Supramolecular peptide hydrogels are promising materials for a wide variety of biomedical applications. Since they are composed of the same 20 natural amino acid building blocks that comprise all human proteins, they have the potential for enhanced biocompatibility and modular bioactivity. Their supramolecular nature endows them with shear-thinning and self-healing materials properties that enables their minimally invasive administration through small-bore needles. These viscoelastic materials can be over 99% water by mass. Their high-water content mimics the natural extracellular matrix and facilitates the facile loading of hydrophilic drugs and proteins while avoiding denaturation from organic solvents. Due to these promising properties, many groups have focused on developing these materials as tissue engineering scaffolds, drug delivery platforms, vaccine adjuvants, materials for cancer immunotherapy, hemostatic agents, antimicrobial wound dressings, etc.

Multidomain peptide (MDP) hydrogels, developed in the Hartgerink lab, are a class of self-assembling peptides that form hydrogels under physiologically relevant conditions. These peptide sequences follow a general ABA structural pattern. The “A” motifs contain a charged amino acid selected from arginine, lysine, aspartic acid, and glutamic acid. The B domain is an amphiphilic region that promotes self-assembly into β-sheets. This region of the sequence typically contains repeating serine-leucine residues. For over a decade, these materials have been investigated for use in a plethora of different biomedical applications. In this thesis, I describe my investigations into using MDP hydrogels as vaccine adjuvants and drug delivery vehicles. I additionally explore designing novel peptide hydrogels with non-canonical motifs to improve their adjutancy and capacity to control the release of small and macromolecular payloads.

Chapter 1 serves as an introduction to adjuvants and immunomodulatory materials. While each chapter relating to vaccine adjuvants contains a targeted introduction, this chapter particularly provides critical context for the importance of these materials in today’s world for pandemic preparedness. In Chapter 2, I investigate the use of differently charged MDPs to adjuvant the model antigen ovalbumin. I found that lysine containing MDPs are the best suited MDPs for vaccine adjuvant applications and that, interestingly, MDPs strongly bias a humoral immune response. I build on this work in Chapter 3 where, by modifying MDPs with a toll-like receptor 7 agonist, we further enhance the adjuvant potential of these peptide hydrogels. Further, we illicit a more balanced cellular and humoral immune response, which could be useful for a wide variety of infectious disease vaccines and cancer immunotherapies.

Chapter 4 is a bridge chapter that links my work in immunomodulation to drug delivery leveraging dynamic covalent interactions. In this chapter, I aimed to control the release of the carbohydrate adjuvant mannan by forming dynamic imine bonds between the oxidized carbohydrate that the primary amines on a lysine containing MDP. I found that imine bonds can delay the release of oxidized mannan in vitro, but in vivo reduced and oxidized mannan is cleared much more rapidly than reduced mannan. The release of this oxidized carbohydrate can be reduced to the same rate as the reduced carbohydrate through imine bonding the MDP. The differences in reduced and oxidized mannan have been underappreciated in the literature, and I describe how MDPs may be useful for investigating the biological consequences of the different behaviors of these two materials in vivo.

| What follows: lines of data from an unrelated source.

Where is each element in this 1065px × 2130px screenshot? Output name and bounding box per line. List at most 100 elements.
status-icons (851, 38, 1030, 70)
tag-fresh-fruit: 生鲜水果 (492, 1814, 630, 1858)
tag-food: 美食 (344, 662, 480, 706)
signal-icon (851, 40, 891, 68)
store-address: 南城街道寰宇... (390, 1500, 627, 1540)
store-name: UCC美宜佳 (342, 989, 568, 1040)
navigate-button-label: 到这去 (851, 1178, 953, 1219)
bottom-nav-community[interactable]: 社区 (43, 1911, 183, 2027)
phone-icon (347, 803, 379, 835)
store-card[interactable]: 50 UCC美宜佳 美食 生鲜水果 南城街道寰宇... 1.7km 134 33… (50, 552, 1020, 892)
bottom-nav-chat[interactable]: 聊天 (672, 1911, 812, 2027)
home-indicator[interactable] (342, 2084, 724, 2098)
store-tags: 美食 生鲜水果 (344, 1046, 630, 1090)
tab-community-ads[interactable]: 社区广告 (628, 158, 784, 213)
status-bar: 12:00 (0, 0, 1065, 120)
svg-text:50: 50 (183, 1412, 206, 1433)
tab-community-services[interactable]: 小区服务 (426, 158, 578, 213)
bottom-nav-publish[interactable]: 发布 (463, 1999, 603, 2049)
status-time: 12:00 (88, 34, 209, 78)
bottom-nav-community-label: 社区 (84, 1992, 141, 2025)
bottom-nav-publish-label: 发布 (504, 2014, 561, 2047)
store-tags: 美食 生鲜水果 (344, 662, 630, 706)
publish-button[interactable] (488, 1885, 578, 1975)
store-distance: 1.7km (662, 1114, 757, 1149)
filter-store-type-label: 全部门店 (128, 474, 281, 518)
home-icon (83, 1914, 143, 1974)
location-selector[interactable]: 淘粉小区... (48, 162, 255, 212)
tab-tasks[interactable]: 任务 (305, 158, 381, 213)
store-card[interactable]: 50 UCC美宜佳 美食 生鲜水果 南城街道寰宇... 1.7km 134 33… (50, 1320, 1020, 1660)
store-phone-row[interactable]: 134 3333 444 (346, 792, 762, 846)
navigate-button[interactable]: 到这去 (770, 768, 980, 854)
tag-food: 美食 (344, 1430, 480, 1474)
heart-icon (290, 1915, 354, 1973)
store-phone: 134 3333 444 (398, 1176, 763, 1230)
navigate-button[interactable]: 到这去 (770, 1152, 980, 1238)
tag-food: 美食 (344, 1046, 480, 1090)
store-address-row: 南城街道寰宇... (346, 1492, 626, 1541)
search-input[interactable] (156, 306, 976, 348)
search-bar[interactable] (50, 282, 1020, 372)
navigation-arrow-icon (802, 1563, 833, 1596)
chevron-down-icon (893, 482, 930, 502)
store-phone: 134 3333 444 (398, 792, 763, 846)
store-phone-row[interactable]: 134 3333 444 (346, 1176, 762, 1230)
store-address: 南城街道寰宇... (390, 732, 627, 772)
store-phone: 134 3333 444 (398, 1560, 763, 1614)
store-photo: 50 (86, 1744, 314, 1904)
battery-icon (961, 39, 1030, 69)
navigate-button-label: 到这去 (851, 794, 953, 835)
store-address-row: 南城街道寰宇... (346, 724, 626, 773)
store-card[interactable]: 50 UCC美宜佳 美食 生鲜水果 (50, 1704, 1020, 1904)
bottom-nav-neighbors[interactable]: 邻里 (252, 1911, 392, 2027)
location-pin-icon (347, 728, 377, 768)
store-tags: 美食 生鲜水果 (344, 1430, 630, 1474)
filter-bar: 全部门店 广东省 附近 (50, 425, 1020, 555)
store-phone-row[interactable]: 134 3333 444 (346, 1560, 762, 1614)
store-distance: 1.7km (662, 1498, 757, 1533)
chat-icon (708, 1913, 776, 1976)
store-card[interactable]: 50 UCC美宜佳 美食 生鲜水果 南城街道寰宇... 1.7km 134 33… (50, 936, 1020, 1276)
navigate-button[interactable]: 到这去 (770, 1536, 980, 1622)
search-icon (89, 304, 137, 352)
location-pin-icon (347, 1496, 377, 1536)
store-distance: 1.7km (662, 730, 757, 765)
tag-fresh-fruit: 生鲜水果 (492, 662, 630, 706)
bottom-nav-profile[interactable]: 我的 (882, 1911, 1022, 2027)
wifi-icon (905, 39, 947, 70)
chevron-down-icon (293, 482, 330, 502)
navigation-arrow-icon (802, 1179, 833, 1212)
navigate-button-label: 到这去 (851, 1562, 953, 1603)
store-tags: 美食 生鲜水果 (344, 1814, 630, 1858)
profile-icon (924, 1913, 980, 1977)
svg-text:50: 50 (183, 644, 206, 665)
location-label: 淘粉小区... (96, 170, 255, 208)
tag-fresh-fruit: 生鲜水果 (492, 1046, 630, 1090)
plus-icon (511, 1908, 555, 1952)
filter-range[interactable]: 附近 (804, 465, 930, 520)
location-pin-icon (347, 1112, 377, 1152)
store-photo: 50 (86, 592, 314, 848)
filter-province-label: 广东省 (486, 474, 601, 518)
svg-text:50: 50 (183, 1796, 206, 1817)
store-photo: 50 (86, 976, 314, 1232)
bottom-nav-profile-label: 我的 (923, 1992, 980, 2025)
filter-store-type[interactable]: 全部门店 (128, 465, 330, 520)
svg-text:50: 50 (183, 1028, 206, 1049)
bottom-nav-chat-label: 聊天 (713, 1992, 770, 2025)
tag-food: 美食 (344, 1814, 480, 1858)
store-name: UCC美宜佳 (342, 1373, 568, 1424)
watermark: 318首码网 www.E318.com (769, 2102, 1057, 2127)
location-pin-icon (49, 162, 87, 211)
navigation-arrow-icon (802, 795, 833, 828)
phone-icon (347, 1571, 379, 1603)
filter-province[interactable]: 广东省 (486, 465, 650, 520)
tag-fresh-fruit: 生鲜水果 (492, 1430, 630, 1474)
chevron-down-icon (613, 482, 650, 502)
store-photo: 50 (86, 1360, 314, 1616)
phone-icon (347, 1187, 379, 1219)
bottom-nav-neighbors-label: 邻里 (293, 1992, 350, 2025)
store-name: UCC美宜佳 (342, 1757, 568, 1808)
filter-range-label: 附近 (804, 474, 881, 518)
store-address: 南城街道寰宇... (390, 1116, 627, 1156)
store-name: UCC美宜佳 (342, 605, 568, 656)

Chapter 5 focuses on peptide-based hydrogels that leverage boronic acid dynamic covalent chemistry for drug delivery. A thorough review of related drug delivery literature is included in the introduction of Chapter 5. In this part of my thesis, I describe my work developing new MDPs capable of forming dynamic covalent interactions with boronic acids (BAs). I found that these modified MDPs can significantly delay the release of BA-containing small molecules and BA-labeled proteins in vitro and in vivo. These materials can be used for both the local systemic delivery of therapeutics and improve the pharmacokinetic profiles of the drugs tested. I evaluate the potential application of this system by delivering basal insulin to diabetic mice. After a single injection of BA-modified insulin in this drug delivery platform, diabetic mice remain normoglycemic for 144 h. In comparison, a single injection of the maximum safe dose of insulin without hydrogel only maintained healthy blood glucose levels for 4 h.

The work I present in this thesis aims to motivate the development of the next generation of peptide materials that leverage non-canonical modifications to improve upon the 20 amino acids nature provides. I show that including these modifications can alter both the immunological activity and drug delivery capabilities of MDPs and enhance their performance in in vivo models beyond what is possible with unmodified MDPs. This work shows the potential for next-generation MDPs that include non-canonical motifs to build on the past success of these materials and further their development towards clinical translation.